As I watched the landscape outside, I remembered a conversation with a friend back in India whom I had visited when she was in Ahmedabad. As I packed my bags to leave, she got busy in the kitchen packing some food for me for the trip. “That’s far too much food for one person” I had complained. “This is not for you” she had said. “How will you make friends on the long journey if you do not have enough snacks with you to share?” she said.

I continued to look out the window at the American countryside.  I couldn’t but help see Indian coolies, loud farewells, vendors moving rapidly from window to window and the exchange of goods across the window even after the train had started with anxiety in the air about whether the vendor would get his cash and would the traveller get his samosa. From far away came the Voice on the Public address system: “Austin, TX in another 5 minutes. Thankyou for travelling Amtrak”.

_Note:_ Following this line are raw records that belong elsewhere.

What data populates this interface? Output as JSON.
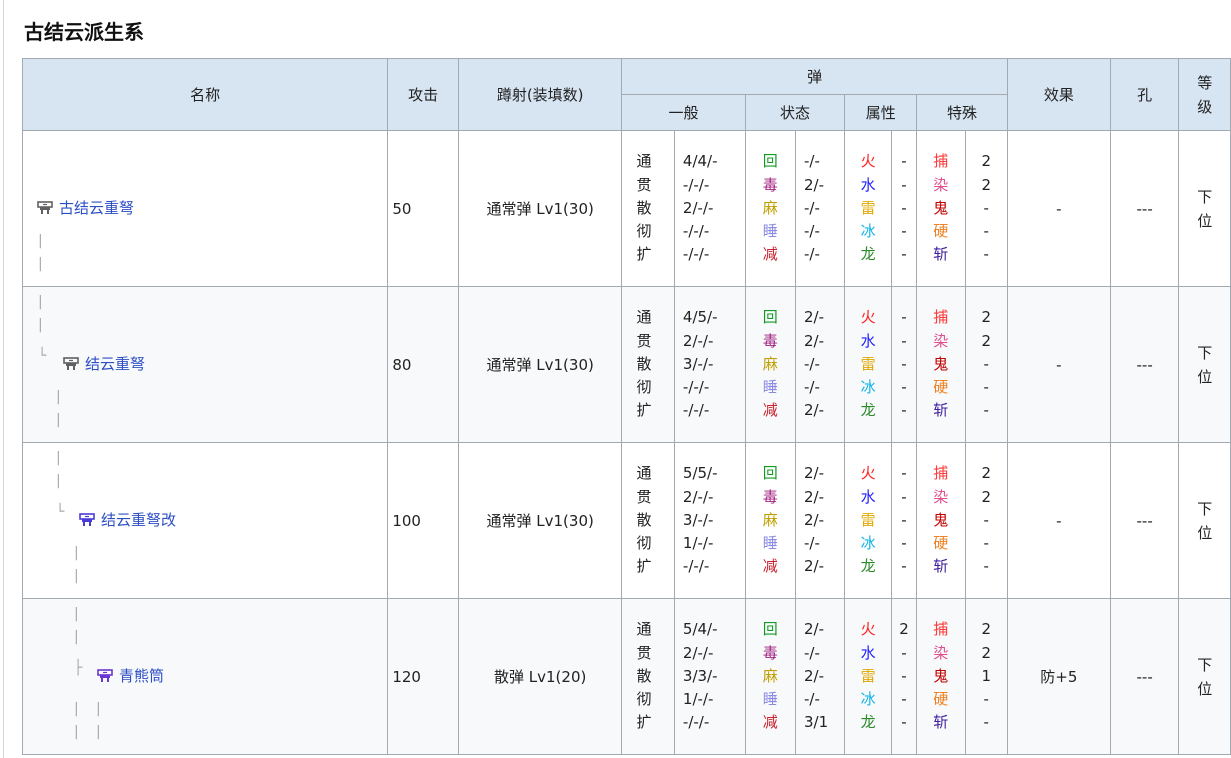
{
  "page": {
    "section_title": "古结云派生系"
  },
  "headers": {
    "name": "名称",
    "attack": "攻击",
    "recoil": "蹲射(装填数)",
    "ammo": "弹",
    "effect": "效果",
    "slots": "孔",
    "rank": "等级",
    "sub_general": "一般",
    "sub_status": "状态",
    "sub_element": "属性",
    "sub_special": "特殊"
  },
  "labels": {
    "general": [
      "通",
      "贯",
      "散",
      "彻",
      "扩"
    ],
    "status": [
      "回",
      "毒",
      "麻",
      "睡",
      "减"
    ],
    "element": [
      "火",
      "水",
      "雷",
      "冰",
      "龙"
    ],
    "special": [
      "捕",
      "染",
      "鬼",
      "硬",
      "斩"
    ]
  },
  "colors": {
    "link": "#2d4fc6",
    "header_bg": "#d7e4f1",
    "border": "#a2a9b1",
    "icon_rare1": "#606060",
    "icon_rare3": "#4b3bd6",
    "icon_rare3b": "#6a35d0"
  },
  "weapons": [
    {
      "name": "古结云重弩",
      "icon": "heavy-bowgun-icon",
      "icon_color": "#606060",
      "attack": "50",
      "recoil": "通常弹 Lv1(30)",
      "general": [
        "4/4/-",
        "-/-/-",
        "2/-/-",
        "-/-/-",
        "-/-/-"
      ],
      "status": [
        "-/-",
        "2/-",
        "-/-",
        "-/-",
        "-/-"
      ],
      "element": [
        "-",
        "-",
        "-",
        "-",
        "-"
      ],
      "special": [
        "2",
        "2",
        "-",
        "-",
        "-"
      ],
      "effect": "-",
      "slots": "---",
      "rank": "下位"
    },
    {
      "name": "结云重弩",
      "icon": "heavy-bowgun-icon",
      "icon_color": "#606060",
      "attack": "80",
      "recoil": "通常弹 Lv1(30)",
      "general": [
        "4/5/-",
        "2/-/-",
        "3/-/-",
        "-/-/-",
        "-/-/-"
      ],
      "status": [
        "2/-",
        "2/-",
        "-/-",
        "-/-",
        "2/-"
      ],
      "element": [
        "-",
        "-",
        "-",
        "-",
        "-"
      ],
      "special": [
        "2",
        "2",
        "-",
        "-",
        "-"
      ],
      "effect": "-",
      "slots": "---",
      "rank": "下位"
    },
    {
      "name": "结云重弩改",
      "icon": "heavy-bowgun-icon",
      "icon_color": "#4b3bd6",
      "attack": "100",
      "recoil": "通常弹 Lv1(30)",
      "general": [
        "5/5/-",
        "2/-/-",
        "3/-/-",
        "1/-/-",
        "-/-/-"
      ],
      "status": [
        "2/-",
        "2/-",
        "2/-",
        "-/-",
        "2/-"
      ],
      "element": [
        "-",
        "-",
        "-",
        "-",
        "-"
      ],
      "special": [
        "2",
        "2",
        "-",
        "-",
        "-"
      ],
      "effect": "-",
      "slots": "---",
      "rank": "下位"
    },
    {
      "name": "青熊筒",
      "icon": "heavy-bowgun-icon",
      "icon_color": "#6a35d0",
      "attack": "120",
      "recoil": "散弹 Lv1(20)",
      "general": [
        "5/4/-",
        "2/-/-",
        "3/3/-",
        "1/-/-",
        "-/-/-"
      ],
      "status": [
        "2/-",
        "-/-",
        "2/-",
        "-/-",
        "3/1"
      ],
      "element": [
        "2",
        "-",
        "-",
        "-",
        "-"
      ],
      "special": [
        "2",
        "2",
        "1",
        "-",
        "-"
      ],
      "effect": "防+5",
      "slots": "---",
      "rank": "下位"
    }
  ]
}
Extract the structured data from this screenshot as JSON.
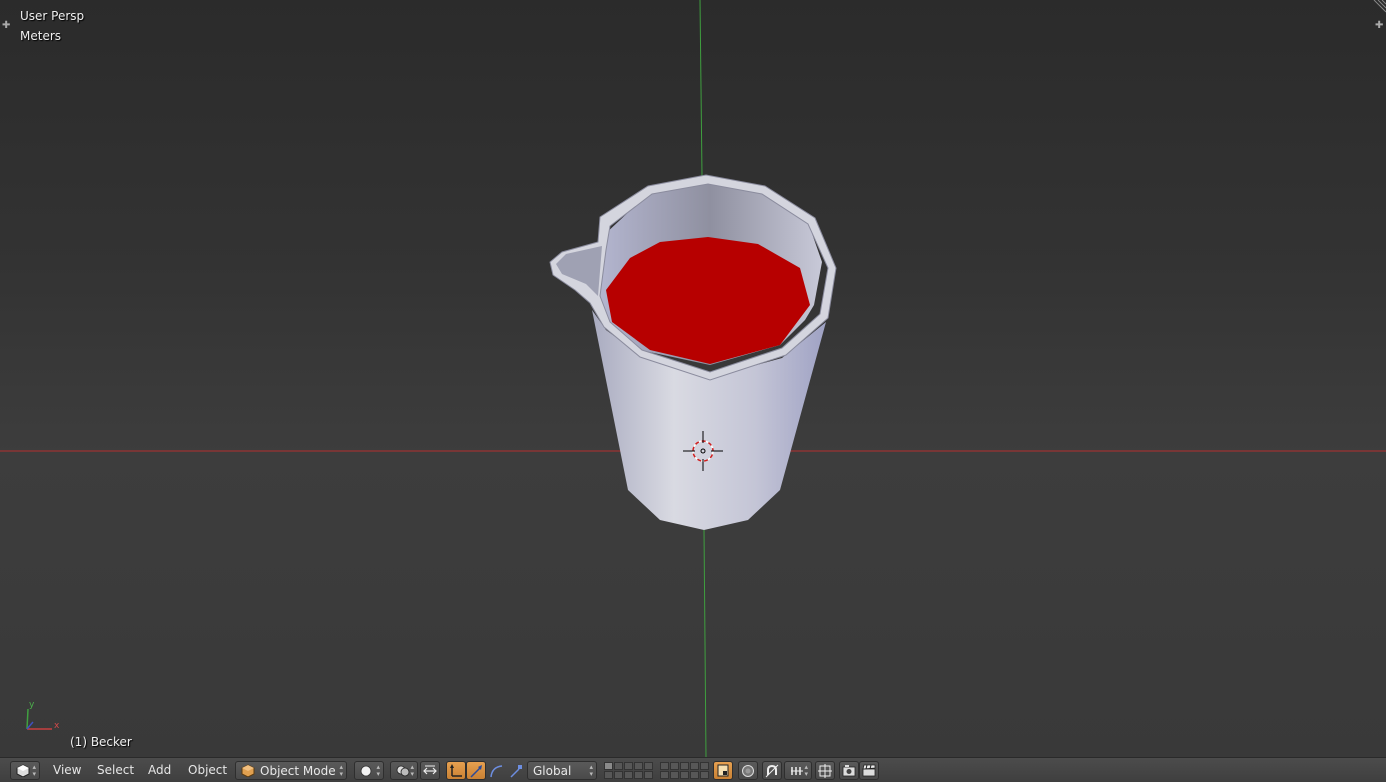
{
  "viewport": {
    "view_name": "User Persp",
    "units": "Meters",
    "object_info": "(1) Becker",
    "axis_labels": {
      "x": "x",
      "y": "y"
    },
    "colors": {
      "x_axis": "#b43030",
      "y_axis": "#3f9f3f",
      "liquid": "#c00000",
      "cup": "#c9cad6"
    }
  },
  "header": {
    "menus": [
      "View",
      "Select",
      "Add",
      "Object"
    ],
    "mode": {
      "label": "Object Mode",
      "icon": "cube-icon"
    },
    "shading": {
      "icon": "solid-sphere-icon"
    },
    "transform_orientation": "Global",
    "icons": [
      "editor-type-icon",
      "pivot-icon",
      "manipulator-toggle-icon",
      "translate-icon",
      "rotate-icon",
      "scale-icon",
      "lock-layers-icon",
      "proportional-edit-icon",
      "snap-icon",
      "snap-element-icon",
      "render-icon",
      "camera-icon",
      "clapper-icon"
    ]
  }
}
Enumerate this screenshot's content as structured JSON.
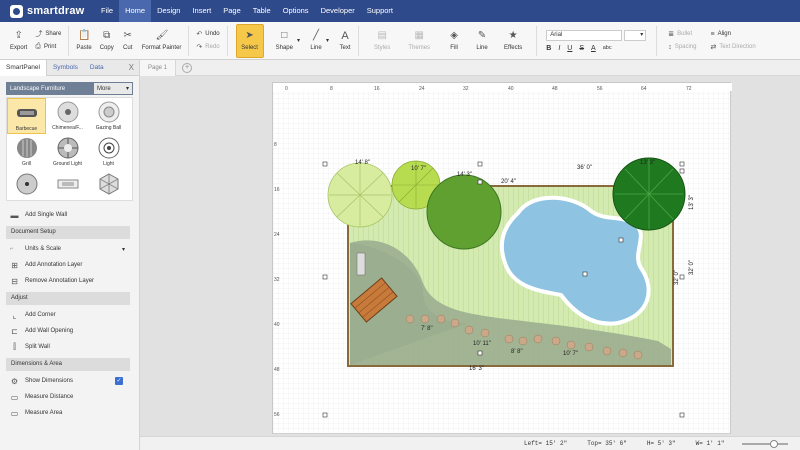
{
  "app": {
    "name": "smartdraw"
  },
  "menu": [
    "File",
    "Home",
    "Design",
    "Insert",
    "Page",
    "Table",
    "Options",
    "Developer",
    "Support"
  ],
  "ribbon": {
    "export": "Export",
    "share": "Share",
    "print": "Print",
    "paste": "Paste",
    "copy": "Copy",
    "cut": "Cut",
    "format_painter": "Format Painter",
    "undo": "Undo",
    "redo": "Redo",
    "select": "Select",
    "shape": "Shape",
    "line": "Line",
    "text": "Text",
    "styles": "Styles",
    "themes": "Themes",
    "fill": "Fill",
    "line_style": "Line",
    "effects": "Effects",
    "font": "Arial",
    "font_size": "",
    "bold": "B",
    "italic": "I",
    "underline": "U",
    "strike": "S",
    "font_color": "A",
    "abc": "abc",
    "bullet": "Bullet",
    "align": "Align",
    "spacing": "Spacing",
    "text_direction": "Text Direction"
  },
  "panel": {
    "tabs": [
      "SmartPanel",
      "Symbols",
      "Data"
    ],
    "close": "X",
    "library": "Landscape Furniture",
    "more": "More",
    "shapes": [
      "Barbecue",
      "Chimenea/F...",
      "Gazing Ball",
      "Grill",
      "Ground Light",
      "Light",
      "",
      "",
      ""
    ],
    "add_single_wall": "Add Single Wall",
    "document_setup": "Document Setup",
    "units_scale": "Units & Scale",
    "add_annotation_layer": "Add Annotation Layer",
    "remove_annotation_layer": "Remove Annotation Layer",
    "adjust": "Adjust",
    "add_corner": "Add Corner",
    "add_wall_opening": "Add Wall Opening",
    "split_wall": "Split Wall",
    "dimensions_area": "Dimensions & Area",
    "show_dimensions": "Show Dimensions",
    "measure_distance": "Measure Distance",
    "measure_area": "Measure Area"
  },
  "pages": {
    "page1": "Page 1",
    "add": "+"
  },
  "ruler_top": [
    "0",
    "8",
    "16",
    "24",
    "32",
    "40",
    "48",
    "56",
    "64",
    "72"
  ],
  "ruler_left": [
    "8",
    "16",
    "24",
    "32",
    "40",
    "48",
    "56"
  ],
  "dimensions": [
    "14' 8\"",
    "10' 7\"",
    "14' 3\"",
    "36' 0\"",
    "13' 3\"",
    "13' 3\"",
    "20' 4\"",
    "32' 0\"",
    "32' 0\"",
    "7' 8\"",
    "10' 11\"",
    "8' 8\"",
    "10' 7\"",
    "16' 3\""
  ],
  "status": {
    "left": "Left= 15' 2\"",
    "top": "Top= 35' 6\"",
    "h": "H= 5' 3\"",
    "w": "W= 1' 1\""
  },
  "colors": {
    "topbar": "#2f4a8a",
    "lawn": "#cde8a8",
    "path": "#98aa8c",
    "pool": "#8fc3e2",
    "deck": "#c87a3a"
  }
}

This blogpost is part of the ‘Lonely Planet Blogsherpa Travel Carnival’ which is posted here at First Time Travel by Claire Algarme on her blog FirstTimeTravel. Do check it out!!


Anil P said...

The train is at the heart of India travel. And your friend packing up more says it all.

Indian Bazaars said...

Anil: Its such a blessing when you have co-passengers who are gujaratis! There was this time I was on an Ahmedabad bound train. I asked a train assistant how could they not have a Pantry car on a train with a 30 hour travel time. He said they just can't break even on the expenses with Gujaratis travelling on the train. They pack food for themselves and leave us boxes of sweets as well!!

radha said...

Nice post. And the comment about the Gujarati passenger. They do travel with so much food. It appears sometimes that they travel to eat! The train has to only pull out of the station and out comes the box and the aroma of the food wafts through the compartment. Yes, the joys of traveling by train ( in India) cannot be compared with any other mode.

Indian Bazaars said...

Radha : I just loved that..."it appears that they travel to eat!"

Jason said...

Nice post on train travel. I like the idea of bringing extra food for your co-passengers, especially when your are traveling in a foreign country.
Jason (AlpacaSuitcase)

Indian Bazaars said...

Jason: I guess in India the journeys are really long and if you can make friends, its just so much nicer!